No, eso no es un Tribunal Constitucional
La democracia está amenazada ya por la burda transformación del TC en una extensión de las necesidades de un presidente antisistema
Con una decisión osada, probablemente irregular y en todo caso política, el Tribunal Constitucional ha desafiado al Tribunal Supremo, utilizando como excusa el fallo condenatorio contra el exdiputado de Podemos Alberto Rodríguez que le hizo perder su escaño, por inhabilitación, tras ser considerado culpable de una agresión a un policía.
Todo indica que, más que el caso en cuestión, el Constitucional se ha servido de él para ensayar con un asunto menor la dinámica que el Gobierno de Pedro Sánchez espera que aplique en el futuro: la de convertirse en un nuevo órgano de casación que enmiende o sustituya a otras instituciones capaces de frenar los excesos gubernamentales.
Desde luego al Tribunal Supremo, clave en toda la respuesta del Estado de derecho al «procés», y también en el futuro de la infame Ley de Amnistía, que puede embarrancar si plantea una cuestión prejudicial ante el Tribunal Europeo de Justicia que congele su tramitación.
Frente a esa posibilidad, Sánchez está actuando en dos sentidos, a cual más inaceptable: de un lado, intenta incluir en la legislación la eliminación de ese precepto paralizante, tal y como le exigen los beneficiarios de la impunidad. Y, de otro, enfila al Supremo convirtiendo al Constitucional en una burda corte de legalización de los intereses espurios de la Moncloa.
Por eso puso al frente a Cándido Conde-Pumpido, cuya militancia en la causa quedó sobradamente acreditada en su tiempo de fiscal general del Estado con Zapatero. Y por eso lo rodeó, sin ningún pudor, de colaboradores tan directos como su exministro Juan Carlos Campo o su exasesora Laura Díez, tan comprometidos con Sánchez como el resto de los magistrados seleccionados para hacer piña con el presidente del órgano.

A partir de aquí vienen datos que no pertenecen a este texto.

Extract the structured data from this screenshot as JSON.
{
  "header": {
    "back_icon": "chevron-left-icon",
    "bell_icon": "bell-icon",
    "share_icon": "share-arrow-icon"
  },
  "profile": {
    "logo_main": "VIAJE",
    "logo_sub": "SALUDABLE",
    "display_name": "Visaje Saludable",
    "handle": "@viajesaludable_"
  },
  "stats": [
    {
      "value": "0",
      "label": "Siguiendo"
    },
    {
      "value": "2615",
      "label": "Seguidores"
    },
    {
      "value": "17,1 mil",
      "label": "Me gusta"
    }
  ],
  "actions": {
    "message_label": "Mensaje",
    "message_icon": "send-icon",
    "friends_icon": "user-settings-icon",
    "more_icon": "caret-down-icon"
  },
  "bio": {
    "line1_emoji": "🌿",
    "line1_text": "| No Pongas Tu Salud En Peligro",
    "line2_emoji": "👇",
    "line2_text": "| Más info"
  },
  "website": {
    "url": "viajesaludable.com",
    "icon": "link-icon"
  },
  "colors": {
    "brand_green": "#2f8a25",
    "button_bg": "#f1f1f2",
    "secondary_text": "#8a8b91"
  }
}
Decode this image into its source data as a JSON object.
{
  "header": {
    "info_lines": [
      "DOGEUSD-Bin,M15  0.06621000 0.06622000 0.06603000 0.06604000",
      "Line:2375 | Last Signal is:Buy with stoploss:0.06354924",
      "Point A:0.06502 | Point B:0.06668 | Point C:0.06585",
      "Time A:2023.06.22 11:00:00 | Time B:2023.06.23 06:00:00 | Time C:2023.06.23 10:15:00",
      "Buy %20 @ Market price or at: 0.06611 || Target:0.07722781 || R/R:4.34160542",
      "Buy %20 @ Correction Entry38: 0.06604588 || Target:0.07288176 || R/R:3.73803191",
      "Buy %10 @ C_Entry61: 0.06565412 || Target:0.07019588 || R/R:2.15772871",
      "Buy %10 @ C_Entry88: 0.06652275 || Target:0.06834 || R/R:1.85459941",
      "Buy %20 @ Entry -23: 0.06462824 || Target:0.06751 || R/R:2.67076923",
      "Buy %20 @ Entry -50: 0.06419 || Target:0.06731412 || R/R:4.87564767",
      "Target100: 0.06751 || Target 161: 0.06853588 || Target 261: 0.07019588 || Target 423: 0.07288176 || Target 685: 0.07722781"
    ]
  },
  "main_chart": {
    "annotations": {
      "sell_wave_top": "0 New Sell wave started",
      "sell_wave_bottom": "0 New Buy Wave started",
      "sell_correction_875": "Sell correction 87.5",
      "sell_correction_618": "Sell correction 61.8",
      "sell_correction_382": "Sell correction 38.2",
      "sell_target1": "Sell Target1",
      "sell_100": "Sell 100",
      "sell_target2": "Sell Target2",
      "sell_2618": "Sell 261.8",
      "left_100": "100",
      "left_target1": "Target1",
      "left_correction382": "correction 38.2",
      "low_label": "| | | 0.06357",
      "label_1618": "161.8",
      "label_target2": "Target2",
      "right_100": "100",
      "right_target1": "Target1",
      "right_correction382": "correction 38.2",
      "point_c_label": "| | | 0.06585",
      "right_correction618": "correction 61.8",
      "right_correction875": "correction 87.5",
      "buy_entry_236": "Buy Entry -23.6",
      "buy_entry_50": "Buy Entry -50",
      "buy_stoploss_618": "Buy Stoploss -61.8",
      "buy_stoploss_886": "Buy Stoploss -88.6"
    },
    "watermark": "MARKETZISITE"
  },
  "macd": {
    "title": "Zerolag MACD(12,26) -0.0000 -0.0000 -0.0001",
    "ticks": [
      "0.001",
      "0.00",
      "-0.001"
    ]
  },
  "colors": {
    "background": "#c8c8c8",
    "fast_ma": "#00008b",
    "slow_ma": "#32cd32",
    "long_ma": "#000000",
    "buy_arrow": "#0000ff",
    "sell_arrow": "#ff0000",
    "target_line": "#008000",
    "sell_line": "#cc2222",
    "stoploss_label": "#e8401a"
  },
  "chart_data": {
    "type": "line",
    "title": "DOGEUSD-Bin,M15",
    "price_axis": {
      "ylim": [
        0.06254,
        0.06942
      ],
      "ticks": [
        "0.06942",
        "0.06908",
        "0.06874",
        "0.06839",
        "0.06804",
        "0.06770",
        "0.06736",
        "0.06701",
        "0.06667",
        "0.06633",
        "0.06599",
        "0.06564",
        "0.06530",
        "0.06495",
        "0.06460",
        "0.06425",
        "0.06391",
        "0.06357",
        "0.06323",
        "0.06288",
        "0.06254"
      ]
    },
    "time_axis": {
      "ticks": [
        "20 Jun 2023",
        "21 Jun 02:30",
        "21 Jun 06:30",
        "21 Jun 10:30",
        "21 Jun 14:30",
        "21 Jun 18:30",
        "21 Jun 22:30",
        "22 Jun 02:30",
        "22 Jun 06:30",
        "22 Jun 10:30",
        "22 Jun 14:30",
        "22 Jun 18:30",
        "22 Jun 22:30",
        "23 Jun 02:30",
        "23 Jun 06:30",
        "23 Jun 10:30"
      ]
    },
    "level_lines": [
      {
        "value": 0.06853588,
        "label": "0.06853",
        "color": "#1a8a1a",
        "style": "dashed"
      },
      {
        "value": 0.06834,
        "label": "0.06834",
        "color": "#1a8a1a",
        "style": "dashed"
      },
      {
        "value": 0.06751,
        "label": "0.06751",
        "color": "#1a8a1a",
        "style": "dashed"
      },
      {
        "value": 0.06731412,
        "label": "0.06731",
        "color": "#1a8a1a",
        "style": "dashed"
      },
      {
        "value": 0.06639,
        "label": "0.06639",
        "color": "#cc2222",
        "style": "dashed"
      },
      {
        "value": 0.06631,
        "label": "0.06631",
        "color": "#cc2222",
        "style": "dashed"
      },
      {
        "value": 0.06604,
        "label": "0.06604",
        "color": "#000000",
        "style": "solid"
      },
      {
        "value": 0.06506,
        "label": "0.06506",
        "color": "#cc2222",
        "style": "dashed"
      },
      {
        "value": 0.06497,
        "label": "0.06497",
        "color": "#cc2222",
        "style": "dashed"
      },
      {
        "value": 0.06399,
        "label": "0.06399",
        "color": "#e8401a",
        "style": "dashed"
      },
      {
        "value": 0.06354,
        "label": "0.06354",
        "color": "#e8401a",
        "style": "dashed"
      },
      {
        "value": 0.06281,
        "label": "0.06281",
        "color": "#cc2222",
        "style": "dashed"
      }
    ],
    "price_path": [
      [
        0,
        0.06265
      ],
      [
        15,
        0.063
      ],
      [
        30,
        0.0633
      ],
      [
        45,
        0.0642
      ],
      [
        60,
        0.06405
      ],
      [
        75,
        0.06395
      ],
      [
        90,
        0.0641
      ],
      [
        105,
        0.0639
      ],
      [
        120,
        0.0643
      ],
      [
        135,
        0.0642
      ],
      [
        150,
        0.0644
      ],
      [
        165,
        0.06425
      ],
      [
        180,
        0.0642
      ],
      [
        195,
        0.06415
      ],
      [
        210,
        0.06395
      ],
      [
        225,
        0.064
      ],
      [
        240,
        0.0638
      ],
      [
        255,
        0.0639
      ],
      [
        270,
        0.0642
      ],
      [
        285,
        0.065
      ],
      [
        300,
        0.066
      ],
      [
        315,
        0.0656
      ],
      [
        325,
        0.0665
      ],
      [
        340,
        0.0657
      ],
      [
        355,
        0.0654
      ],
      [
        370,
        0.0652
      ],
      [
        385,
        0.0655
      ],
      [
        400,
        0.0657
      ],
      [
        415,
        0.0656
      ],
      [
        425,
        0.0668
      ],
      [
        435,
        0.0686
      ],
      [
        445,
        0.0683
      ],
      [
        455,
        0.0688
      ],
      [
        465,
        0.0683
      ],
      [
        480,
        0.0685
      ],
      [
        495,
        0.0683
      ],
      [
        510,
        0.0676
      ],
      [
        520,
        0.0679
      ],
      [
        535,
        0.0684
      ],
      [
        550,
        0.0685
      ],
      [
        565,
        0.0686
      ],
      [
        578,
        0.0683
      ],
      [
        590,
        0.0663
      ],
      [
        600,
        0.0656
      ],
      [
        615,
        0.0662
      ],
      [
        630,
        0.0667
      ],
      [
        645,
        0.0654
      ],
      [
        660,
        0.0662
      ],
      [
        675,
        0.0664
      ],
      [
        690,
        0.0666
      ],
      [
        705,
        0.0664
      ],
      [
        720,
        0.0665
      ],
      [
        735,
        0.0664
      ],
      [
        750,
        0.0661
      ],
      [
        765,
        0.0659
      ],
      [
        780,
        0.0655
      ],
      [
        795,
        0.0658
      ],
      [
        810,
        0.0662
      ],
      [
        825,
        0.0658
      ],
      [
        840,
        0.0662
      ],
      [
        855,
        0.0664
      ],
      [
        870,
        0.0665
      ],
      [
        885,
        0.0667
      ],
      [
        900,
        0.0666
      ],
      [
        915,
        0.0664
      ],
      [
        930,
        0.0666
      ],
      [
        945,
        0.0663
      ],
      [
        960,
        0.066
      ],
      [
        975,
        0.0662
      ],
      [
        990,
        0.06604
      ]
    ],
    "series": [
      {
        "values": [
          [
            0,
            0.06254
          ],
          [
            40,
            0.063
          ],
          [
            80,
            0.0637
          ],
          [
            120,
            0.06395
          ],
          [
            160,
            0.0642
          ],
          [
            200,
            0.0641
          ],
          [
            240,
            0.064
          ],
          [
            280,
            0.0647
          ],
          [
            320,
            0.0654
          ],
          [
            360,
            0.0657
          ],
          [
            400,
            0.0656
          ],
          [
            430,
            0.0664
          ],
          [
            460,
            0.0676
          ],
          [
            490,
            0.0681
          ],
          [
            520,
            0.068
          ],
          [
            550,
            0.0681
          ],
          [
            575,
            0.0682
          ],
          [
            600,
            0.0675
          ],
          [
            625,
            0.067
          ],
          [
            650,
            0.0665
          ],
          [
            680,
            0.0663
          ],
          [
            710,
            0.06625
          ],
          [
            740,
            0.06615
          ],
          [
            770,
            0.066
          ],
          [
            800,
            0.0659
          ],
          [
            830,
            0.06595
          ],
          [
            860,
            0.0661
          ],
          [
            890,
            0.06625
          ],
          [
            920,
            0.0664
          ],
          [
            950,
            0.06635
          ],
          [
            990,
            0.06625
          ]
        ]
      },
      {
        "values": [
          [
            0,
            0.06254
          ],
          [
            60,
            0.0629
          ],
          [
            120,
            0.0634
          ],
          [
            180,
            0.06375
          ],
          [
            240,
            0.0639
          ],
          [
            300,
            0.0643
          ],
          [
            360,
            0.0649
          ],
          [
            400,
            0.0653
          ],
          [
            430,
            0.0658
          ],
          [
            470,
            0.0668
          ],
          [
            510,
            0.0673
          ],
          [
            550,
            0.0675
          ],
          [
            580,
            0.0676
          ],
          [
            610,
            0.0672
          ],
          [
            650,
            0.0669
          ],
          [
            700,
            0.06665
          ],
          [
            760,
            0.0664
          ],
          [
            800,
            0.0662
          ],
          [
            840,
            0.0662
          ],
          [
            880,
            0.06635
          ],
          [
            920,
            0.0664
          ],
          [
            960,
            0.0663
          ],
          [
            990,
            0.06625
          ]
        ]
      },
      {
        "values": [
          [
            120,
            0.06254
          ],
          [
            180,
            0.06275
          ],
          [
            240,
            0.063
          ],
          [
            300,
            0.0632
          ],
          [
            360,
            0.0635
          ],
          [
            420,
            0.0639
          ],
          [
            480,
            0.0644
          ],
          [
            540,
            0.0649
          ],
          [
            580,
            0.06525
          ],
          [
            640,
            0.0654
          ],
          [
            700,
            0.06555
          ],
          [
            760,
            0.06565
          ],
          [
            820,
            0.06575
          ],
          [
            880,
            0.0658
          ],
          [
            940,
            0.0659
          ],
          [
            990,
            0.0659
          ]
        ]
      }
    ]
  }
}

El sectarismo del sector izquierdista del TC se hizo extensivo ayer al gabinete de Prensa que elabora el resumen de los medios escritos de comunicación. Ahí suelen aparecer las informaciones de El Debate sobre el alto tribunal. Pero en el resumen de ayer el censor de guardia eludió la presencia de las crónicas de María Jamardo, el video análisis del director del periódico y la columna del director adjunto. No debían ser agradables.
El mero hecho de intentar subvertir la jerarquía jurídica del Estado es terrible, generando la falsa idea de que el Supremo está subordinado al Constitucional, lo cual es simplemente mentira: las atribuciones de cada uno están muy claras, y la acción del segundo sobre el primero se limita a cuestiones estrictamente técnicas que no condicionan ni alteran ni supervisan las decisiones del primero.
Pero hay otra víctima potencial de esta intentona de enterrar la separación de poderes, también presente en la contumaz presión colonizadora del Poder Judicial, al objeto de situar allí a un presidente similar a Pumpido para, en el mismo viaje, hacerse con la presidencia del Supremo.
Y ese damnificado es el Parlamento. Porque si el Constitucional se transforma en el supervisor del Supremo para maniatarlo, también lo será del Parlamento si se atribuye la competencia legislativa, regulatoria y fiscalizadora de las Cámaras.
Algo que puede ocurrir, perfectamente, si actúa como promotor de la Ley de Amnistía, de contrapeso a un Senado hostil al Gobierno o, lo peor, de blanqueador del referéndum de independencia al que Junts vincula el futuro de Sánchez.
La desesperación del líder socialista por sobrevivir en el cargo le ha llevado a aceptar unas cargas inviables, impuestas por sus socios e incompatibles con la letra y el espíritu de la Constitución. Y en lugar de entender que, en esas condiciones, no se puede gobernar, ha impulsado un proceso de recreación de un ordenamiento jurídico a la carta, modelado por instituciones alineadas con su deriva.
Que el Tribunal Constitucional se comporte ya como un vulgar altavoz de las necesidades de Sánchez no solo es lamentable. También es peligroso para la salud de la propia democracia, amenazada por una minoría insurgente cuya atroz influencia procede, en exclusiva, de la debilidad de un presidente camino de situarse en la condición de antisistema.